When the Goods and Services Tax (GST) was conceived and debated, the objective was to end the multiple layers of taxation at the central and state government levels, curb tax avoidance, and bring down the tax rates to moderate levels. But that seems like a distant dream, going by the deliberations in the GST Council.
After putting an enabling clause in the law to increase the peak GST rate to 40 per cent from the proposed 28 per cent, the council has now proposed a maximum compensation cess of 15 per cent which would be levied on the total taxable price of the goods and services, and not just on the tax, as is the case with Education Cess.
The proposed cess, also called sin tax, is likely to be levied on demerit and luxury goods such as aerated drinks and luxury cars, only for the first five years. However, government sources hint that the cess could be extended beyond this time period. The funds collected through the cess would be used to compensate states for the losses incurred by them due to the implementation of GST. The states would be fully compensated for losses in the first five years.
While tax experts and analysts have welcomed the announcement of 15 per cent cap on the cess, bringing in much-needed certainty, not many of them are encouraged by the signals that the government and the GST Council have been sending with regard to the tax rates.
Though the expectation is that the cess would be levied only on luxury and demerit goods, the law on compensation cess does not clearly state that it won't be levied on any other goods. That in itself is a bit of a worry for the industry.

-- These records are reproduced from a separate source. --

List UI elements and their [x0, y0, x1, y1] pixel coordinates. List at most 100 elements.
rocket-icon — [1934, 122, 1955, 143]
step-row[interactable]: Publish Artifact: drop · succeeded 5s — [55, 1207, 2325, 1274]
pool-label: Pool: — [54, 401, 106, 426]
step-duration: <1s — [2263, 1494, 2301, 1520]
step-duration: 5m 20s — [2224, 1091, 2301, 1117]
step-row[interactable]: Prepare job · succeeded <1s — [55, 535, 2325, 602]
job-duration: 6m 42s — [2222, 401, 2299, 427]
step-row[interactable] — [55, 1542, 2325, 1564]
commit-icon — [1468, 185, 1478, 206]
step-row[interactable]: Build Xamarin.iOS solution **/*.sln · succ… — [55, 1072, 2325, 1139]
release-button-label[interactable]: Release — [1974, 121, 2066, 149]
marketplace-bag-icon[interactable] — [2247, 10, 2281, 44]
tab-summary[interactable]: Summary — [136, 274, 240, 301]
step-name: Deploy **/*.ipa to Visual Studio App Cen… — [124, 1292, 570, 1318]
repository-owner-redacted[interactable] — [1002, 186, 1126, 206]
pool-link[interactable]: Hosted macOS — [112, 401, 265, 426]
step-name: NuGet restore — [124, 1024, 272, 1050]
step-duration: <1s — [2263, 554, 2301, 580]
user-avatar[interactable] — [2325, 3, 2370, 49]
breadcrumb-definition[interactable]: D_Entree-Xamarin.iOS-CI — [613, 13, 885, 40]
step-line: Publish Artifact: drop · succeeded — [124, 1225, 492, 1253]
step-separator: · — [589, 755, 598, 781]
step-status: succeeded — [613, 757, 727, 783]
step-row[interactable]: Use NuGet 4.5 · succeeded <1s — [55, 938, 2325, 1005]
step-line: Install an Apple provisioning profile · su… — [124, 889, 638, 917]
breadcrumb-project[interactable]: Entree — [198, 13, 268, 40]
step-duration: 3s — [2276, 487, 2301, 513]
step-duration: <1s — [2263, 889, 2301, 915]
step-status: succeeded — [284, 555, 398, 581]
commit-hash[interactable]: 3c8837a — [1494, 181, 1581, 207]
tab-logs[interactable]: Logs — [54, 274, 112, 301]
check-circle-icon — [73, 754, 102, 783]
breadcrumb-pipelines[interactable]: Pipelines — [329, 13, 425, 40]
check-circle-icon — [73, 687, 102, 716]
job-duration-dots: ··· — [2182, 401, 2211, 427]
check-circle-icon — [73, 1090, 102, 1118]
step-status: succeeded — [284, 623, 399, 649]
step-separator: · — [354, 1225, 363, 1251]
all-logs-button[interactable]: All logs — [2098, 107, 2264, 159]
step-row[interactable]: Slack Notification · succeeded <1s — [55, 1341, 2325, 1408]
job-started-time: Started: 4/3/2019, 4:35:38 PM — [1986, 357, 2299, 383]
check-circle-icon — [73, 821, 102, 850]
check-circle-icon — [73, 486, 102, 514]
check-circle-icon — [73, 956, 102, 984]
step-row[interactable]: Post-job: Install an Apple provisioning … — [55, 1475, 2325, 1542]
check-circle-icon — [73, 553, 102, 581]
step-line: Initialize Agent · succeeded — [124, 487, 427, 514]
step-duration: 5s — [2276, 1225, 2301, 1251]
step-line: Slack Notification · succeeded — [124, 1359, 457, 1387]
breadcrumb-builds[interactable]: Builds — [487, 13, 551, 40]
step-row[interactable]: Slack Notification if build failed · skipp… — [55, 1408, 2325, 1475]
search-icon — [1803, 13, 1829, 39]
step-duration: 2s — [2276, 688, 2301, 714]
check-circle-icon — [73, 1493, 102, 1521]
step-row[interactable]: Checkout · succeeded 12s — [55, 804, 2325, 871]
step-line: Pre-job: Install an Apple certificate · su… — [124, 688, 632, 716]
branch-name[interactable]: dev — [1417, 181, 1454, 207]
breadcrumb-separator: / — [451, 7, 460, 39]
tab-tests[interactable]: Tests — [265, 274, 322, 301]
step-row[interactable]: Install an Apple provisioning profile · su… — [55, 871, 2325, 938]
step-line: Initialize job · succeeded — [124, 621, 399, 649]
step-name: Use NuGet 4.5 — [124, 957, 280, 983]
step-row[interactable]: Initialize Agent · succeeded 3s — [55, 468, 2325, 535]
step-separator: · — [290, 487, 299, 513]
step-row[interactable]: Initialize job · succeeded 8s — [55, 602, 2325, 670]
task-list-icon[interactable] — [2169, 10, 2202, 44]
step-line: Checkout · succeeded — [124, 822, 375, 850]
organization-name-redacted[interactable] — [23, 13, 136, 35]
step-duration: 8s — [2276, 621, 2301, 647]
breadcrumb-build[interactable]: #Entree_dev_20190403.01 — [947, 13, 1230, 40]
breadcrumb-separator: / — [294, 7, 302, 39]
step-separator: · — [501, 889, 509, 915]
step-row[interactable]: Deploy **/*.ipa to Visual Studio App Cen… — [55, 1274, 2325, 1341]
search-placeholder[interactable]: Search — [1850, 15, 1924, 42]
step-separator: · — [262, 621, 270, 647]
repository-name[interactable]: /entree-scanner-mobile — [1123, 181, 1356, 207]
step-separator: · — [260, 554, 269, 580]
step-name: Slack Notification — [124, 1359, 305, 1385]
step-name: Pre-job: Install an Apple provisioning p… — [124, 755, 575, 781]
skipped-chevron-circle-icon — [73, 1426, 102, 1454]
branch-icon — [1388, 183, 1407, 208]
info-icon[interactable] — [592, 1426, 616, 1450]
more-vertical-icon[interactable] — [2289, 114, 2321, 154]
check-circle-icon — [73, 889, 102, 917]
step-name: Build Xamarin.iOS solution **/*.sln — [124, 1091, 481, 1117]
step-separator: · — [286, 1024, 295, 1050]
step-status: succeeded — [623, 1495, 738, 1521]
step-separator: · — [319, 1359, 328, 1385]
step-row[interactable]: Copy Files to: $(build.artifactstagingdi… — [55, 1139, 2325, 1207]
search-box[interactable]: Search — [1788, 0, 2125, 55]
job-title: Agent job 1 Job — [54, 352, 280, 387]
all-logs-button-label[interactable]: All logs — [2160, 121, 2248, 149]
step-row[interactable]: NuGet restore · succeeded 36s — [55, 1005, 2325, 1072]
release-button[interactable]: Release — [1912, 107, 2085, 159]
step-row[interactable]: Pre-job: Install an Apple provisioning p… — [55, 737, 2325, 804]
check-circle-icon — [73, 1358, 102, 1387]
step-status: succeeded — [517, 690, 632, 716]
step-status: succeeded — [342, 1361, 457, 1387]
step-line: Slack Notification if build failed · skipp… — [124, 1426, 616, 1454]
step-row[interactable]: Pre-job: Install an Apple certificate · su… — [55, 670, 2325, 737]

Besides, the government is yet to define luxury goods. Would a Honda City car be categorised as a luxury item or would only cars and automobiles priced over Rs 25 lakh be labelled as luxury items - there is still no clarity on this.
There is already speculation that the inclusion of the enabling provision in the GST law to increase the peak rate from 28 per cent to 40 per cent was done with the intention of increasing the peak rate as soon as the compensation cess ceases to exist after the first five years.
May be apt to say that the developments in the past six months have pointed to a rather unfavourable GST regime.